Desta forma, o ICE actua como um filtro de resíduos no fundo da indústria violenta da América, como uma força paramilitar que prende, recruta e mobiliza degenerados que de outra forma seriam inúteis, cuja próxima paragem seriam tiroteios em massa em desfile para sangrar as suas vidas e aterrorizar pessoas vulneráveis. Em vez disso, estas pessoas conduzem pelas ruas da América com a ordem do Presidente Uma promessa de imunidade federal Seja o que for que façam, não há possibilidade de alguém próximo lhes fornecer uma câmera.
O drama dos assassinatos do ICE é para o resto de nós, de acordo com a tradição de longa data da América de colocar armas mortais e licenças para matar nas mãos de demasiadas pessoas que, devido ao seu desejo por essas coisas, se autodenominam as últimas pessoas que deveriam tê-las, e enviam pessoas para cidades e vilas que não as querem lá. Esta é a primeira lógica da terrível e violenta ocupação norte-americana do Iraque e do Afeganistão, que durou duas décadas, mas sem a disciplina e a disciplina de um exército real que existe. A montagem desleixada, a destruição manual estúpida e a irresponsabilidade criminosa são lugares onde o ICE de hoje claramente tem as impressões digitais de Donald Trump – mas como quase tudo o resto, ele não o criou. Ele simplesmente estragou tudo.

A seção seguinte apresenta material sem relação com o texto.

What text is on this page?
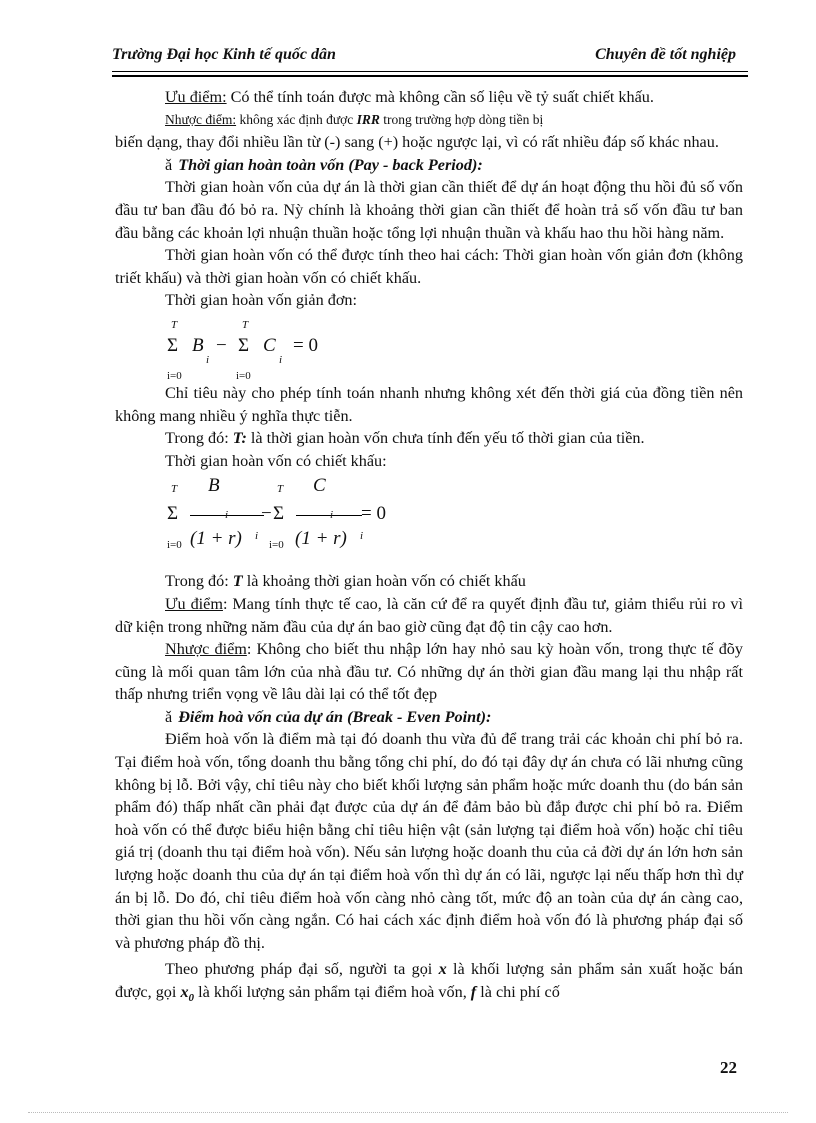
Trường Đại học Kinh tế quốc dân	Chuyên đề tốt nghiệp

Ưu điểm: Có thể tính toán được mà không cần số liệu về tỷ suất chiết khấu.

Nhược điểm: không xác định được IRR trong trường hợp dòng tiền bị

biến dạng, thay đổi nhiều lần từ (-) sang (+) hoặc ngược lại, vì có rất nhiều đáp số khác nhau.

ǎ Thời gian hoàn toàn vốn (Pay - back Period):

Thời gian hoàn vốn của dự án là thời gian cần thiết để dự án hoạt động thu hồi đủ số vốn đầu tư ban đầu đó bỏ ra. Nỳ chính là khoảng thời gian cần thiết để hoàn trả số vốn đầu tư ban đầu bằng các khoản lợi nhuận thuần hoặc tổng lợi nhuận thuần và khấu hao thu hồi hàng năm.

Thời gian hoàn vốn có thể được tính theo hai cách: Thời gian hoàn vốn giản đơn (không triết khấu) và thời gian hoàn vốn có chiết khấu.

Thời gian hoàn vốn giản đơn:

T	T
Σ B
i
− Σ C
i
= 0
i=0	i=0

Chỉ tiêu này cho phép tính toán nhanh nhưng không xét đến thời giá của đồng tiền nên không mang nhiều ý nghĩa thực tiễn.

Trong đó: T: là thời gian hoàn vốn chưa tính đến yếu tố thời gian của tiền.

Thời gian hoàn vốn có chiết khấu:

T B	T C
Σ	i − Σ	i = 0
i=0 (1 + r) i
i=0 (1 + r) i

Trong đó: T là khoảng thời gian hoàn vốn có chiết khấu

Ưu điểm: Mang tính thực tế cao, là căn cứ để ra quyết định đầu tư, giảm thiểu rủi ro vì dữ kiện trong những năm đầu của dự án bao giờ cũng đạt độ tin cậy cao hơn.

Nhược điểm: Không cho biết thu nhập lớn hay nhỏ sau kỳ hoàn vốn, trong thực tế đõy cũng là mối quan tâm lớn của nhà đầu tư. Có những dự án thời gian đầu mang lại thu nhập rất thấp nhưng triển vọng về lâu dài lại có thể tốt đẹp

ǎ Điểm hoà vốn của dự án (Break - Even Point):

Điểm hoà vốn là điểm mà tại đó doanh thu vừa đủ để trang trải các khoản chi phí bỏ ra. Tại điểm hoà vốn, tổng doanh thu bằng tổng chi phí, do đó tại đây dự án chưa có lãi nhưng cũng không bị lỗ. Bởi vậy, chỉ tiêu này cho biết khối lượng sản phẩm hoặc mức doanh thu (do bán sản phẩm đó) thấp nhất cần phải đạt được của dự án để đảm bảo bù đắp được chi phí bỏ ra. Điểm hoà vốn có thể được biểu hiện bằng chỉ tiêu hiện vật (sản lượng tại điểm hoà vốn) hoặc chỉ tiêu giá trị (doanh thu tại điểm hoà vốn). Nếu sản lượng hoặc doanh thu của cả đời dự án lớn hơn sản lượng hoặc doanh thu của dự án tại điểm hoà vốn thì dự án có lãi, ngược lại nếu thấp hơn thì dự án bị lỗ. Do đó, chỉ tiêu điểm hoà vốn càng nhỏ càng tốt, mức độ an toàn của dự án càng cao, thời gian thu hồi vốn càng ngắn. Có hai cách xác định điểm hoà vốn đó là phương pháp đại số và phương pháp đồ thị.

Theo phương pháp đại số, người ta gọi x là khối lượng sản phẩm sản xuất hoặc bán được, gọi $x_0$ là khối lượng sản phẩm tại điểm hoà vốn, f là chi phí cố

22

Outro detalhe na história da AP é que quando Brouillet, ainda jovem, tentou ingressar no exército, os recrutadores o rejeitaram por causa de seu histórico de saúde mental… e o aconselharam. Pare de tomar sua medicação psicotrópica por um ano E tente novamente. Não foi porque alguém acreditasse que interromper a medicação transformaria de alguma forma Brouillet de um homem instável e altamente psicótico em um homem mentalmente saudável, capaz de portar armas mortais entre civis. Isso porque uma alegação comprovada de que ele não tomava medicamentos para seu diagnóstico grave há um ano teria permitido aos empregadores contratá-lo como um homem profundamente doente mental e instável para trabalhar violentamente de uniforme. Depois disso, será problema de civis distantes.
Isto foi em 2010, quando os militares estavam a levar mais do que tudo o que podiam obter, e era tão ilógico para a América usar a violência contra um problema que ignorava o valor de ter um exército que funcionasse. Depois de uma passagem pela Guarda Nacional da Marinha, Brouillet acabou ingressando no Exército. Ele serviu como Coletor de Inteligência Humana (função não combatente) no Afeganistão de 2012 a 2013.
O que os americanos estão a ver agora, na morte de John Sebastian Duran Guerrero – como nas mortes de Renee Nicole Goode, Alex Pretty, e do trabalhador da construção civil de Houston, de 52 anos, Lorenzo Salgado Araujo, morto no início deste mês – já é conhecido por dezenas ou centenas de milhões de pessoas em todo o mundo. Isto é o que acontece quando sua casa é invadida pela Máquina da Morte Americana. Parece David Brouillette e o cano da arma.